Earlier this month, high-level authorities of the Church of Jesus Christ of Latter-day Saints offered an “invitation” to a Provo neighborhood to get them to fall in line and drop their opposition to the construction of a nine-story building in their neighborhood. According to Mormon scholar Russell Arban Fox, it's likely the church’s most explicit meddling in secular affairs since the 1930s.---
The Provo Municipal Council met Tuesday to discuss a change in the process for approving the height of buildings in certain zones, such as where the LDS Church’s Missionary Training Center is located.
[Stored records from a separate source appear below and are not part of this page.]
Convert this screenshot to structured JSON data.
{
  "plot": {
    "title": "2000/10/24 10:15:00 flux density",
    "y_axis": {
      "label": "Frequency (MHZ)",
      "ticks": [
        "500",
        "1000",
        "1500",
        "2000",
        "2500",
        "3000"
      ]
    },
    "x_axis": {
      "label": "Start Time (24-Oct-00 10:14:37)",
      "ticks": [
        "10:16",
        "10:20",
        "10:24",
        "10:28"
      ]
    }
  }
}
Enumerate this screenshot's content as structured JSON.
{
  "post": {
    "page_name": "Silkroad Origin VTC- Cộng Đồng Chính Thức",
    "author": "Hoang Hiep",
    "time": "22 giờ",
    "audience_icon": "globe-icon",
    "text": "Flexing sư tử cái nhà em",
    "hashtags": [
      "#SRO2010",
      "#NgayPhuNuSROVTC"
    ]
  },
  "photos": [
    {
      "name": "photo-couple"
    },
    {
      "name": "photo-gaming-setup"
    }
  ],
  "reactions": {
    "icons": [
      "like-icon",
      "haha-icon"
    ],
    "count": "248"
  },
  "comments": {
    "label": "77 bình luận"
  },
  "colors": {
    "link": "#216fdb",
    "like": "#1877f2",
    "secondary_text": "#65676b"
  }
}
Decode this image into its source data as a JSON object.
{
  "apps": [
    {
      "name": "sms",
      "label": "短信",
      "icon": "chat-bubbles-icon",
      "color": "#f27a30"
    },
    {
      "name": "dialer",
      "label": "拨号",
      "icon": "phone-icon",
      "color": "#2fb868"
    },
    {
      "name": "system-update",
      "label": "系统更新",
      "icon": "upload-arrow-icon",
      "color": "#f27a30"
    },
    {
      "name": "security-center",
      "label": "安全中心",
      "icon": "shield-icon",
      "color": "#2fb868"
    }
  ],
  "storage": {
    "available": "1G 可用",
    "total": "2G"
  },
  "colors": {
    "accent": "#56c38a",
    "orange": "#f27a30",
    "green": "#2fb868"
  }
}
This meeting was precipitated by a months-long campaign by area residents concerned with the building marring the look of the neighborhood and breaking an agreement the church made with the community in the 1970s.
Earlier this month, however, The Daily Herald reported that a Provo community chair who had been leading the opposition against the church’s efforts to build the nine-story, view-blocking building on MTC grounds changed his mind after receiving a letter from church leadership offering him an “invitation” to back off the zoning battle. The Daily Herald received a letter chairman Paul Evans sent to the city discussing the “invitation,” where he wrote:
“The invitation was to support the decision of the First Presidency and the Quorum of the Twelve Apostles to build a nine-story building at the Provo Missionary Training Center," Evans wrote. "I accept the invitation.”
It was a similar message read over the pulpit by the stake president of the Pleasant View First Ward, where many of the residents also opposed the church’s construction plans.
While receiving the word from on high that Provo faithful need to take the shoulder off the wheel of their community activism may seem like pretty explicit meddling in secular affairs—Mormon scholar and professor of political science at Friends University in Wichita, Kan., Russell Arban Fox says church leadership has been more blunt in matters of state back in the 1930s.
“The first Presidency of the church under President Heber J. Grant made no bones about the fact that they supported prohibition and that they were very disappointed when Utah voters supported [Franklin Delano Roosevelt], the New Deal and the overturn of prohibition,” Fox says.
Church President Grant was so upset with FDR he even endorsed Roosevelt’s Republican opponent in the 1936 election. Utahns, however, were happy enough with FDR that the Democrat carried the state in all four of his elections. Fox says Grant’s express displeasure with FDR was as explicit as the church’s political involvement got until the 1970s, when the Equal Rights Movement was a contentious issue across the country and the church spoke out against the move to create a Constitutional Amendment guaranteeing women equal rights under the law.
That movement, Fox says, may very well have resulted in express proclamations from church leaders but that it never rose to that level, as the movement failed to gain steam. Obviously, the church’s heavy lobbying and organizing of support to defeat same-sex marriage in California with 2008’s Proposition 8 was the latest and most explicit example of the church stumping from the pulpit, but Fox says here, too, the issue never became so blatant as church leaders coming out with specific admonishments or instructions to church members at large.
“You could find language out there that the church was leaving it up to individual members, but nobody who lived through it had any doubt in their minds that, as far as the church was concerned, you were either going to vocally support Prop 8 or you were going to be quiet,” Fox says.
While the recent controversy over messages appearing from the LDS Quorum of the Twelve Apostles that “invited” Provo residents to back off fighting the church on the construction of a nine-story eyesore has grabbed headlines in the media, Fox says its also possible that we may never really know if that message really came down directly from the top of the church.
In a church that does not exactly have leaders attach names specifically to who comes down on what decision, Fox says it's possible that intermediary leaders in the church could simply have expressed to local residents that high-ranking leadership supported the construction and therefore they should, too.
“It could have been invented entirely by local leaders,” Fox says. “We’re not a church that has a lot of transparency, so it could be a long time before we ever know who said what. Once things get said, the church simply issues a statement to the Salt Lake Tribune and waits for it to blow over.”